The Google Science Fair is a global online science and technology competition open to individuals and teams from ages 13 to 18.
Mphatso Simbao took part in the National Geographic Explorer category .
The National Geographic Explorer Award honors an outstanding project with an experimental approach to answering some of the greatest questions in our natural world.
“I want to be an inventor, an inventor, I just want to be an inventor now”
I’ve gone through many phases over what I want to do with my life. From being a Pastor, to Pro Gamer and even making money as a jack of all trades because I loved knowing various things and talents.
I have not had much experience with science fairs but have always been interested in poverty in Zambia. For my ninth grade Geography project I researched it and it was detailed and unique and as few youth had gone into the low income areas. Further, I am interested because my father is a politician who tries to help the country despite the people that hurt him and I get to talk to his colleagues about Zambia’s situation.
I want to use my knowledge to make cheap inventions that help low income African homes. In the 2013 November national fair I attended I worked on a really cheap piezoelectric transducer using wood that won second place. Thanks to school I also made a patent pending lamp that uses wood gasification to provide reading light for rural students at night but need to make it safer. I am inspired by Thomas Edison and Nichola Tesla who used science to commercialise electricity to develop their state
Below is a summary of his project:
Keeping Farms Alive on a Budget
In Lusaka, Zambia, family involvement in local politics has made Mphatso (18) keenly interested in reducing poverty in his community. As Southern Africa struggles to recover from its worst drought in decades, farmers are seeing their crops destroyed due to El Nino weather changes, leading to famine for millions. Without crops, farmers can’t make a living, making it harder than ever for them to pay for the farming supplies they need to keep their farms fertile and their families thriving. To help local farmers find low-cost, affordable solutions for pesticides and fertilizers, Mphatso investigated alternative ways of generating the supplies farmers need. He created a simple, portable production station that requires basic cooking materials like charcoal and local plant leaves from the ground. Based on his methods, Mphatso believes farmers can save hundreds of British Pounds in costs, saving ~50% on fertilizers and ~80% on pesticides to help them produce better, more abundant crops.

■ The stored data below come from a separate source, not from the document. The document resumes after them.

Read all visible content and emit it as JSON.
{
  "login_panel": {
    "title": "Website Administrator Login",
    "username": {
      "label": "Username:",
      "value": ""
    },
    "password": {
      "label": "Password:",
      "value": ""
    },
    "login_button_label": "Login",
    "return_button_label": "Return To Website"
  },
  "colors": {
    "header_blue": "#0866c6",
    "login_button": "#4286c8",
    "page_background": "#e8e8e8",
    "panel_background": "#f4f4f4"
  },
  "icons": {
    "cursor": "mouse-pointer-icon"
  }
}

The complete project can be viewed: HERE
According the official website, Mphatso received the following as a prize:
- $15,000 educational scholarship.
- A year-long mentorship.
The winner, along with a parent or guardian, will also travel on a 10-day National Geographic Expedition to the Galápagos Archipelago, “Darwin’s living laboratory” and home to an abundance of wildlife. Isolated from the mainland for millions of years, these unique islands offer the opportunity to walk among animals unfazed by your presence.
Traveling in a Category 2 cabin aboard the National Geographic Endeavour, the winner (and a parent or guardian) will have exciting, up-close encounters with species such as domed giant tortoises, marine iguanas, and flightless cormorants. You’ll go kayaking in secluded coves, where sea lions frolic in the shallows; snorkel amid shimmering fish, sea turtles, penguins, and playful sea lions; and cruise to pristine islands to walk among colonies of animals and birds that have no instinctive fear of humans. Explore with a diverse team of experts—from naturalists to regional specialists—who will share their knowledge and insights on the wildlife, landscapes, and local culture. All in all, a once in a lifetime trip for nature lovers.